Comment by matchcc

1 day ago

I think there is some distillation relationship between Kimi K2 and Qwen Coder or other related other models, or same training data. I tried most of LLMs, only kimi K2 gave the exact same ASCII. kimi K2: Here’s a classic ASCII art of SpongeBob SquarePants for you:

           .--..--..--..--..--..--.
        .' \  (`._   (_)     _   \
      .'    |  '._)         (_)  |
      \ _.')\      .----..---.   /
      |(_.'  |    /    .-\-.  \  |
      \     0|    |   ( O| O) | o|
       |  _  |  .--.____.'._.-.  |
       \ (_) | o         -` .-`  |
        |    \   |`-._ _ _ _ _\ /
        \    |   |  `. |_||_|   |
        | o  |    \_      \     |     -.   .-.
        |.-.  \     `--..-'   O |     `.`-' .'
      _.'  .' |     `-.-'      /-.__   ' .-'
    .' `-.` '.|='=.='=.='=.='=|._/_ `-'.'
    `-._  `.  |________/\_____|    `-.'
       .'   ).| '=' '='\/ '=' |
       `._.`  '---------------'
               //___\   //___\
                 ||       ||
                 ||_.-.   ||_.-.
                (_.--__) (_.--__)

Enjoy your SpongeBob ASCII!

For ascii to look right, not messed up, the generator has to know the width of the div in ascii characters, e.g. 80, 240, etc, so it can make sure the lines don't wrap. So how does an LLM know anything about the UI it's serving? Is it just luck? what if you ask it to draw something that like 16:9 in aspect ratio... would it know to scale it dowm so lines won't wrap? how about loss of details if it does?
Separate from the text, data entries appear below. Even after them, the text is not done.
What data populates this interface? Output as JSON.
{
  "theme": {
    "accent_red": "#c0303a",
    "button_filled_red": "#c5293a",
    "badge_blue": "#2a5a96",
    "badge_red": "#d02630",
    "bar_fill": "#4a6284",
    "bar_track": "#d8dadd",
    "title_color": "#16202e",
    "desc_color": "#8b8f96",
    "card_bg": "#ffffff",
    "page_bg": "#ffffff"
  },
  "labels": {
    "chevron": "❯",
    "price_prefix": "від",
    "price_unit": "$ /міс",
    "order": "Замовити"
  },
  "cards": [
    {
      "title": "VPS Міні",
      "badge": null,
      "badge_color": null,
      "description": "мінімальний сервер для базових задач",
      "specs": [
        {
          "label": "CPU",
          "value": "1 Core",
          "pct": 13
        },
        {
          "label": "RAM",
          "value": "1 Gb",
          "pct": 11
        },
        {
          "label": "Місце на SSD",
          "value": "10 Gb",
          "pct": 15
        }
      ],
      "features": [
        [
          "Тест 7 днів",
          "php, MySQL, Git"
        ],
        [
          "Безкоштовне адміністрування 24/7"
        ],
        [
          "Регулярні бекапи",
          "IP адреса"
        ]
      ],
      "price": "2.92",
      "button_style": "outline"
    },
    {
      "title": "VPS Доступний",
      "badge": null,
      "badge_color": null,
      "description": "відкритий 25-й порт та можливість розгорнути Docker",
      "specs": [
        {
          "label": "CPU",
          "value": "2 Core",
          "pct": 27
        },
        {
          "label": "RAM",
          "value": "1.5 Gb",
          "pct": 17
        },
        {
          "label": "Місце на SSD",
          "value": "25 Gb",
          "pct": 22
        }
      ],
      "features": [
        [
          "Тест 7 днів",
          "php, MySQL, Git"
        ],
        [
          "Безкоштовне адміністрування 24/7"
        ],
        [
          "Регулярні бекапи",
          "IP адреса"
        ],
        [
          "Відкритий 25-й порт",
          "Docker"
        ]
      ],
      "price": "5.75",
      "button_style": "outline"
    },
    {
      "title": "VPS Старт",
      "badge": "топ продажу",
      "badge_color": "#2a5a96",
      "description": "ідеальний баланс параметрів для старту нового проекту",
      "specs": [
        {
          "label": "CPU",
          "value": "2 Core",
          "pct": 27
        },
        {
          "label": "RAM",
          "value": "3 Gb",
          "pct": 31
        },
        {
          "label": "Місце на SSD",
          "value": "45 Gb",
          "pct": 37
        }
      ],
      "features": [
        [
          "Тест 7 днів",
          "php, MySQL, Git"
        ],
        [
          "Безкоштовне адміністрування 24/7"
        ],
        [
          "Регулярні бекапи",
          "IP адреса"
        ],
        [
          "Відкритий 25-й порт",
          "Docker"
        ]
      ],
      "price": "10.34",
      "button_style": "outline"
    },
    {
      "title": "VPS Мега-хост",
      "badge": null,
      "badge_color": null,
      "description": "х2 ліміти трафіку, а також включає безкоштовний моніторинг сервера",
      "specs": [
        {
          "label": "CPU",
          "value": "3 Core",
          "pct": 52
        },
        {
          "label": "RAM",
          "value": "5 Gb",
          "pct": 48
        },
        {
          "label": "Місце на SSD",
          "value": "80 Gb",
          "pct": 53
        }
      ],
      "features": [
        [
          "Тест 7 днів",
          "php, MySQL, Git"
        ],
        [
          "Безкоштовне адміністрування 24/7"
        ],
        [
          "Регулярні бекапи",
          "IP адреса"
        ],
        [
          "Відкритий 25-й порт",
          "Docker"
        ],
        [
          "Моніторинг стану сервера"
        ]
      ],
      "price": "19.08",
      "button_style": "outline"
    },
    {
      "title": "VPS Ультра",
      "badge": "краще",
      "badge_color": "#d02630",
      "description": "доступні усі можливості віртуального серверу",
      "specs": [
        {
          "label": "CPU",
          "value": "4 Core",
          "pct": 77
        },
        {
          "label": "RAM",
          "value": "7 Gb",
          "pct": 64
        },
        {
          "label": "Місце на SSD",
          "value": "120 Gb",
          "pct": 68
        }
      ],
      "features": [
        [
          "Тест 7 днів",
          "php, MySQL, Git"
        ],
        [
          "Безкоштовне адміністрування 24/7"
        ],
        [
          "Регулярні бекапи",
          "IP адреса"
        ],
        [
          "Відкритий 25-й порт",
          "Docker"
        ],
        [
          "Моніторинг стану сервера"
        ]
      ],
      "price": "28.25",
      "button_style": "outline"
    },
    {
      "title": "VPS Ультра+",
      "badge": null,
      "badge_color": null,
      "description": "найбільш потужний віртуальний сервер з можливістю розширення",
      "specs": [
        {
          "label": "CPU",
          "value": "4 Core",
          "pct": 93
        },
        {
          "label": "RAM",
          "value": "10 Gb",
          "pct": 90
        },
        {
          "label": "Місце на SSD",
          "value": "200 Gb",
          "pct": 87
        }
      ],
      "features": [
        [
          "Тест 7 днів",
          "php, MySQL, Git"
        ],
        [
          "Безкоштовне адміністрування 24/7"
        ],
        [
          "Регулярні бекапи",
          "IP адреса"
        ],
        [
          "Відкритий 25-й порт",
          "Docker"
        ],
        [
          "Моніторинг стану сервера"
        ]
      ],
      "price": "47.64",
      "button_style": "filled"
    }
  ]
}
Also, is it as good with Unicode art? So many questions.

  • They don't see runs of spaces very well, so most of them are terrible at ASCII art. (They'll often regurgitate something from their training data rather than try themselves.)

    And unless their terminal details are included in the context, they'll just have to guess.

    • Runs of spaces of many different lengths are encoded as a single token. Its not actually inefficient.

      In fact everything from ' ' to ' '79 all have a single token assigned to them on the OpenAI GPT4 tokenizer. Sometimes ' 'x + '\n' is also assigned a single token.

      You might ask why they do this but its to make it so programming work better by reducing token counts. All whitespace before the code gets jammed into a single token and entire empty lines also get turned into a single token.

      There are actually lots of interesting hand crafted token features added which don't get discussed much.